Democracy and the Left

In a column in Thursday's Jerusalem Post, Larry Derfner, a left-wing columnist for the paper, writes that "it should be clear now that the settlers and their allies are much too strong for the Israeli majority. They can bring down governments, run circles around the IDF, and now, as the Likud referendum proved, take a voting public that started out solidly against them and browbeat it into submission."

Derfner has every right to his opinion that Israel should unilaterally dismantle the Gaza communities, and to lament the defeat of the Sharon plan in the Likud referendum. Indeed, if the polls are accurate, his view is in the majority. But his attack on "the settlers and their allies" is a disgrace. How exactly did they "take a voting public that started out solidly against them and browbeat it into submission"? Did they threaten the Likud members with any sort of harm? Did they riot and attack Arabs, or their political opponents in Israel? No, they simply had the gall to run an effective campaign against the plan. The Likud members who voted for or against - and those who chose not to vote at all - did so entirely of their own free will.

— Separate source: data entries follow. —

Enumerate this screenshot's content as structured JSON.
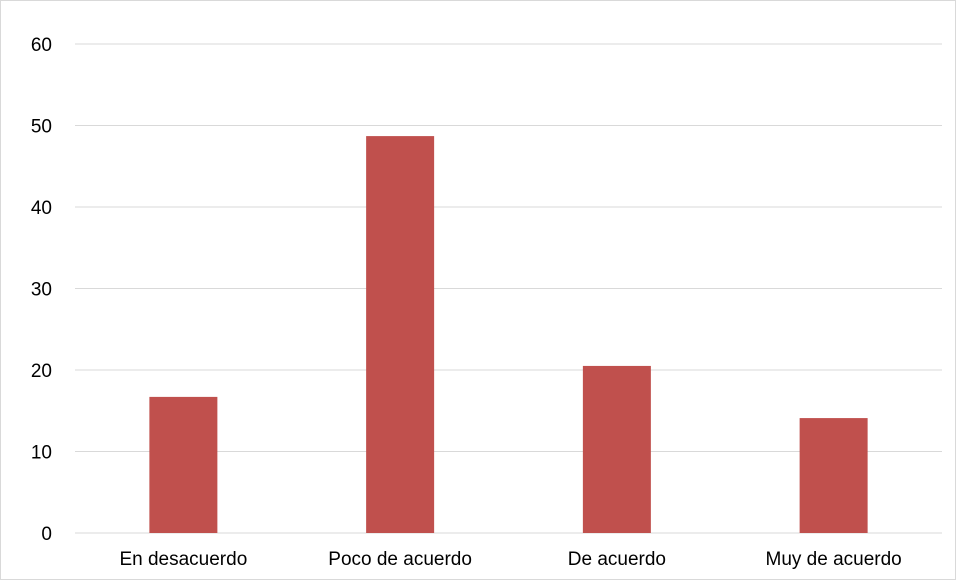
{
  "chart_data": {
    "type": "bar",
    "title": "",
    "xlabel": "",
    "ylabel": "",
    "categories": [
      "En desacuerdo",
      "Poco de acuerdo",
      "De acuerdo",
      "Muy de acuerdo"
    ],
    "values": [
      16.7,
      48.7,
      20.5,
      14.1
    ],
    "ylim": [
      0,
      60
    ],
    "yticks": [
      "0",
      "10",
      "20",
      "30",
      "40",
      "50",
      "60"
    ],
    "grid": true,
    "legend": "none",
    "bar_color": "#c0504d",
    "grid_color": "#d9d9d9"
  }
}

According to Derfner's logic, opponents of the Sharon plan had no right to express any criticism, especially since initial polls were against them. I guess his view of a democracy is one in which only those with political opinions similar to his can express, and struggle for approval of, their views. One wonders whether he objects to right-wing Post columnists such as Sarah Honig and Caroline Glick having written that, in their respective opinions, the plan is a disaster.